Building abdominal strength will save you from back pain--especially on long rides. While cycling requires you to have abdominal strength, the sport does not build this strength. In fact, it can actually decondition your abs, says Ed Pavelka in the book, "Bicycling Magazine's Cycling for Health and Fitness." You need abdominal strength keep your pelvis rotated forward, which takes pressure off your spine. Weak abs let your lower back curve inward, which increases strain on your lower back, says "Serious Cycling," author Ed Burke. Spending just 10 minutes a day doing ab exercises will help.
Crunches
Good old crunches will help you build your ab strength for cycling, Pavelka says. However, you need to do them properly for them to be effective.
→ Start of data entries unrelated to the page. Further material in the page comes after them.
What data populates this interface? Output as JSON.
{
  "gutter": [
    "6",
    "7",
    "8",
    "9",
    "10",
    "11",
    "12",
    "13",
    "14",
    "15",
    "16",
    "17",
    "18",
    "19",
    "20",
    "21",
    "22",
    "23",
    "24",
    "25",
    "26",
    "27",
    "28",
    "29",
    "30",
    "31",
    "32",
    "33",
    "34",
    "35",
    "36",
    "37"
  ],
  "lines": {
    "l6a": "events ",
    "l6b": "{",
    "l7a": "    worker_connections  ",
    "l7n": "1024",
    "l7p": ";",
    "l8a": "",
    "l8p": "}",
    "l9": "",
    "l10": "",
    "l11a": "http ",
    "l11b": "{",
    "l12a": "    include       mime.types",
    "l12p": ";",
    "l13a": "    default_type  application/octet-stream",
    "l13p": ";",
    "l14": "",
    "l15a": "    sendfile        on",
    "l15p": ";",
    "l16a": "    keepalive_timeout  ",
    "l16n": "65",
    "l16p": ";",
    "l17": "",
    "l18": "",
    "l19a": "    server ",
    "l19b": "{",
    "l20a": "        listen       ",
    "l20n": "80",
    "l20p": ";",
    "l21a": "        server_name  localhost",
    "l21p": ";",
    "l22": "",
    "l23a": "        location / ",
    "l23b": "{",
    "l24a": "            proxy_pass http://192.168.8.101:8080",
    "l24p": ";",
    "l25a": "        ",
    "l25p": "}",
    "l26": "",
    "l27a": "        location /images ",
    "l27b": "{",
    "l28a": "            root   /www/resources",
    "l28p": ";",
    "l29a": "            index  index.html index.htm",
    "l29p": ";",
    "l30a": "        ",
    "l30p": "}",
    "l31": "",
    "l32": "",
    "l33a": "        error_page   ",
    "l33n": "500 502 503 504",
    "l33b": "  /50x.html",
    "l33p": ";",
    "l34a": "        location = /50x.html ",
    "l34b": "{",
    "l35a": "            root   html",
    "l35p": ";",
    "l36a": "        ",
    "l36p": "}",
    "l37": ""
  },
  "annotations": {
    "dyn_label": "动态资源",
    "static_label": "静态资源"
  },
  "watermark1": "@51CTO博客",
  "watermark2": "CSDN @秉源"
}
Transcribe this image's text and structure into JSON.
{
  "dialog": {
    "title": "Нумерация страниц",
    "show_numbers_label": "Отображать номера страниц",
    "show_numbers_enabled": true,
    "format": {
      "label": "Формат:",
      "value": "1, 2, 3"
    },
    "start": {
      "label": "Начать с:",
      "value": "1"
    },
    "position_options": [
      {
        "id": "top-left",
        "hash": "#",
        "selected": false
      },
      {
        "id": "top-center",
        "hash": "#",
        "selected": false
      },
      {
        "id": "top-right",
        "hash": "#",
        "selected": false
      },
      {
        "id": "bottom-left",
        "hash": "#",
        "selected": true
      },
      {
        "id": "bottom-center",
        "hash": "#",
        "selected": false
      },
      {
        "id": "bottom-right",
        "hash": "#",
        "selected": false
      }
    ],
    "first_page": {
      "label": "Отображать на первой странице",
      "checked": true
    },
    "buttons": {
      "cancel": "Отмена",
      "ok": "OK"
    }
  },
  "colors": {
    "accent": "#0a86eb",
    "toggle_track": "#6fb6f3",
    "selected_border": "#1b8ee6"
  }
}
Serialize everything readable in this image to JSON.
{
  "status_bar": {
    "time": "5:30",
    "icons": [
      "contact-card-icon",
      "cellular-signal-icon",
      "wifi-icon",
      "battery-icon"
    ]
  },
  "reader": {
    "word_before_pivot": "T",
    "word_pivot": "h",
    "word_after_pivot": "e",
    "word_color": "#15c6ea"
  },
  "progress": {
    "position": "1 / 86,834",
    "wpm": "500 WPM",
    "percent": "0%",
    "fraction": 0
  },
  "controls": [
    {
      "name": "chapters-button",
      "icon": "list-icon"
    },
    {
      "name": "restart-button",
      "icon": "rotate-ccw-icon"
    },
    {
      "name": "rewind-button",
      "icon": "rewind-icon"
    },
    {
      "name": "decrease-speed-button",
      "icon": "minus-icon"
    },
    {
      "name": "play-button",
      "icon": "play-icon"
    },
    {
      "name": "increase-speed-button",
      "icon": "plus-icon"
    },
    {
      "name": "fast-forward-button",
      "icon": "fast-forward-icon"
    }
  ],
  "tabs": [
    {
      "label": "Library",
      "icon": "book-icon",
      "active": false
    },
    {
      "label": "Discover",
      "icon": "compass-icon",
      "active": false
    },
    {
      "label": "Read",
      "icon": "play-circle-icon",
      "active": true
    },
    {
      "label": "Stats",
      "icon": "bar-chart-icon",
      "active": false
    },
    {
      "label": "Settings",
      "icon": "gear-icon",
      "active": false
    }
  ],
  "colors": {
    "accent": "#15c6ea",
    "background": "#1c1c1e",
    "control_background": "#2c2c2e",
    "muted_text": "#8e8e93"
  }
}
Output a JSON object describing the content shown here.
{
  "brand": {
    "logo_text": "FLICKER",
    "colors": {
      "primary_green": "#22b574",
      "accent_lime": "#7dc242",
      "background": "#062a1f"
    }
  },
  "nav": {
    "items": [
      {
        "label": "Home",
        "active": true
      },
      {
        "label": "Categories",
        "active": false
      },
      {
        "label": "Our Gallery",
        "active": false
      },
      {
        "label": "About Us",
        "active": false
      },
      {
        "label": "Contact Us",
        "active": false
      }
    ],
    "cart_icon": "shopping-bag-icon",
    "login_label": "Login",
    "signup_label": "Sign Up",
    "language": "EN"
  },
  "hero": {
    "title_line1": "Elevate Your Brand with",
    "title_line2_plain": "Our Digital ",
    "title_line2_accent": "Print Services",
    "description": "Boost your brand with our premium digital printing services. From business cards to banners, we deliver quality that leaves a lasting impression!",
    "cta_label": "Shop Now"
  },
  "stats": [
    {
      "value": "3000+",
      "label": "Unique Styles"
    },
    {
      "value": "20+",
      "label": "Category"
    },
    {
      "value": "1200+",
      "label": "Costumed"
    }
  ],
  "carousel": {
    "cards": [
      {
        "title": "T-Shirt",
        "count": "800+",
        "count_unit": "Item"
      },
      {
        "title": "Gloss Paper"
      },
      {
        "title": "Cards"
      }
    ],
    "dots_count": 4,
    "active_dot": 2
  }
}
To do them right, lie on your back, and cross your arms over your chest. Bend your knees, and put your feet flat on the floor. Do not hook them under anything. Do not rise rapidly or jerk up. Instead steadily raise your shoulders from the floor, vertebra by vertebra. When you can go no higher, pause for about two seconds before slowly rolling back down. Crunches build your upper abs.
Oblique Crunches
Perform oblique crunches to further strengthen your midsection, recommends Rob Price, author of "The Ultimate Guide to Weight Training for Cycling." Lie on your right side with knees bent slightly. Elevate your knees about an inch from the floor, and place your hands on your ears. Twist your torso to the left and keep your shoulders parallel to the floor. Use your oblique muscles to smoothly lift your upper body as high as you can. Hold at the top for two seconds before returning to the start position. Perform this exercise on both sides.
Tailbone Lifts
Work your lower abs with tailbone lifts, advises Price. Lie on your back with your knees bent at a 45-degree angle, shins parallel to the floor. Put your hands on your ears. Contract your lower abs, and raise your tailbone off the floor. Pause at the top of the movement for two seconds before lowering.
Bicycle Maneuver
Price recommends performing the bicycle maneuver. This is actually the best overall abdominal exercise that you can do, says Mark Anders of the American Council on Exercise. To do it, lay flat on the floor. Press your lower back to the ground. Bend your knees to a 45-degree angle so your shins are parallel to the floor. Put your hands beside your head. Slowly make pedal motions as if cycling. As you "pedal" touch your right elbow to your left knee followed by your left elbow to your right knee.